Any picture of utopia that is not an abstract canvas can only be a sketch, not a blueprint. But a movement with no imaginable design in view is unlikely to win the strength to accomplish the unimaginable. The “Endnotes” collective describes a communism free of institutional specification: “The revolution cannot be a matter of finding new ways to mediate relations among workers, or between human beings and nature, the state and the economy, men and women, etc. Instead, the revolution can only be a set of acts that abolish the very distinctions on which such mediations are based.” This is luminous, but terrifically vague. “Endnotes” paraphrases Marx: “Communism is not an idea or slogan. It is the real movement of history.”

The itinerary will change along the way

If history is to flow in the desired direction, ideas and even slogans will help to unsluice it. David Schweickart’s After Capitalism (2011) is probably the most impressive practical utopia the English-speaking left has produced this century. Schweickart’s comprehensive vision of a market economy owned and directed by a democratic public doesn’t rule out the unforeseeable changes that a free people might enact. In this sense, his utopia is only a halfway house en route to another one beyond our ken.
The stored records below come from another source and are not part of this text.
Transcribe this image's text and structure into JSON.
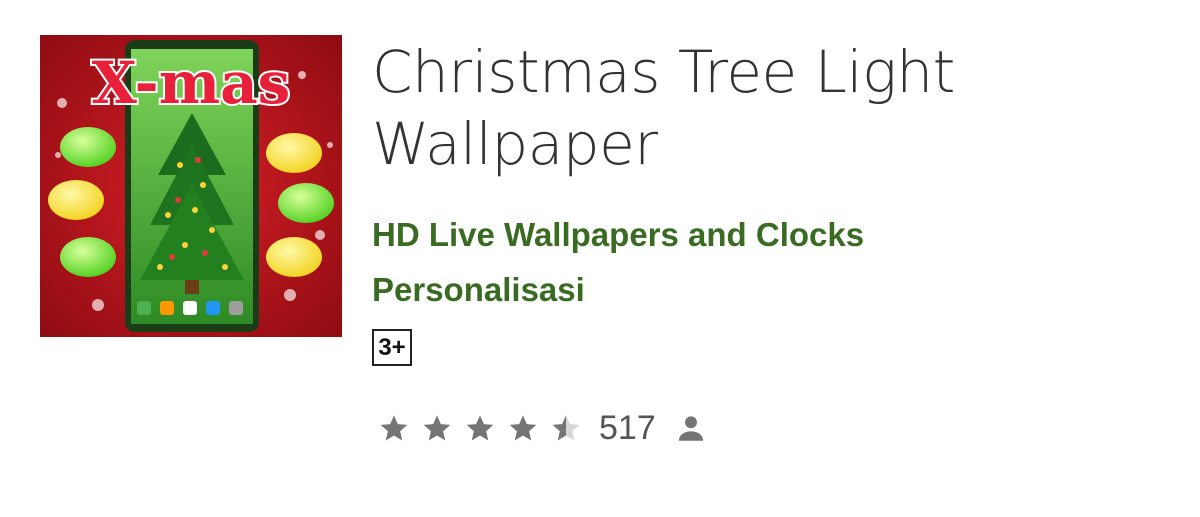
{
  "app": {
    "icon_name": "christmas-tree-app-icon",
    "icon_text": "X-mas",
    "title": "Christmas Tree Light Wallpaper",
    "developer": "HD Live Wallpapers and Clocks",
    "category": "Personalisasi",
    "content_rating": "3+",
    "rating": {
      "stars": 4.5,
      "max_stars": 5,
      "count": "517",
      "count_icon": "person-icon"
    }
  },
  "colors": {
    "developer_green": "#3a6b22",
    "title_text": "#333333",
    "star_gray": "#757575",
    "icon_red": "#b5121b",
    "icon_green": "#3f9a2c"
  }
}
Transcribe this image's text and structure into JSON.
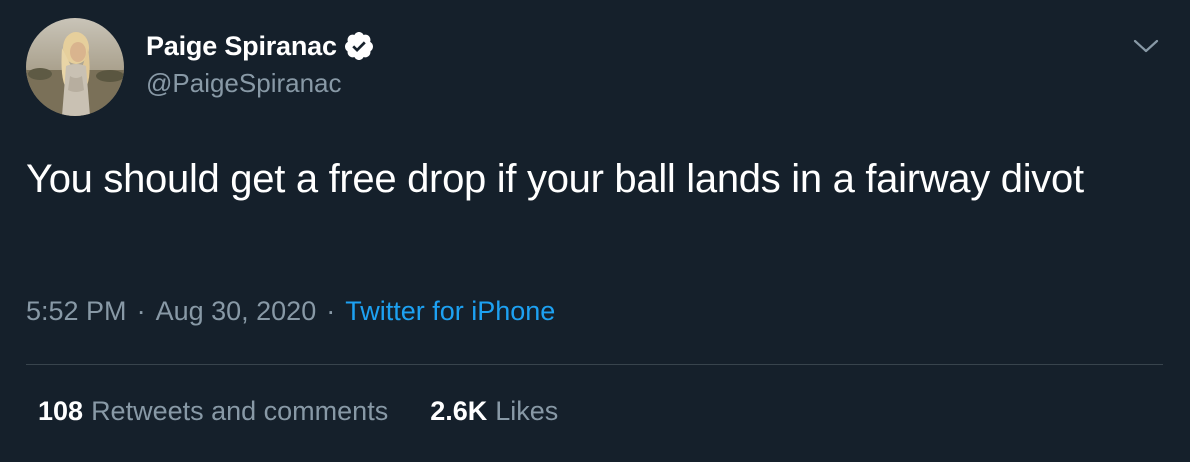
{
  "author": {
    "display_name": "Paige Spiranac",
    "handle": "@PaigeSpiranac",
    "verified": true,
    "verified_color": "#ffffff",
    "avatar": "profile-photo"
  },
  "tweet": {
    "text": "You should get a free drop if your ball lands in a fairway divot",
    "time": "5:52 PM",
    "separator": "·",
    "date": "Aug 30, 2020",
    "source": "Twitter for iPhone"
  },
  "stats": {
    "retweets_count": "108",
    "retweets_label": "Retweets and comments",
    "likes_count": "2.6K",
    "likes_label": "Likes"
  },
  "icons": {
    "caret": "chevron-down-icon",
    "verified": "verified-badge-icon"
  },
  "colors": {
    "background": "#15202b",
    "text_primary": "#ffffff",
    "text_secondary": "#8899a6",
    "link": "#1da1f2",
    "divider": "#38444d"
  }
}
But unless a complex order distinct from liberal capitalism becomes conceivable for masses of people, the left can only propose a leap in the dark. Only the desperate will gamble the world they know on such a chance. Better grounds for revolution are reason, purposefulness, even gaiety. (“All things fall and are built again,” Yeats says, “And those that build them again are gay.”) Work done in this spirit needs a plausible object—a consideration that is probably especially important for would-be activists among the middle classes. For them, the present world is a place not only of injustice, anxiety, and frustration but also of familiar comforts.

An itinerary is by no means the only thing required for setting out on a trip. And the itinerary will change along the way. But for a deliberate departure from capitalism, rather than a blind flight, a preliminary itinerary will be necessary. Whatever we think of the term communism, the crossroads Marx and Engels glimpsed in the Manifesto is coming more clearly into view: either a left alternative to capitalism or “the common ruin of the contending classes”.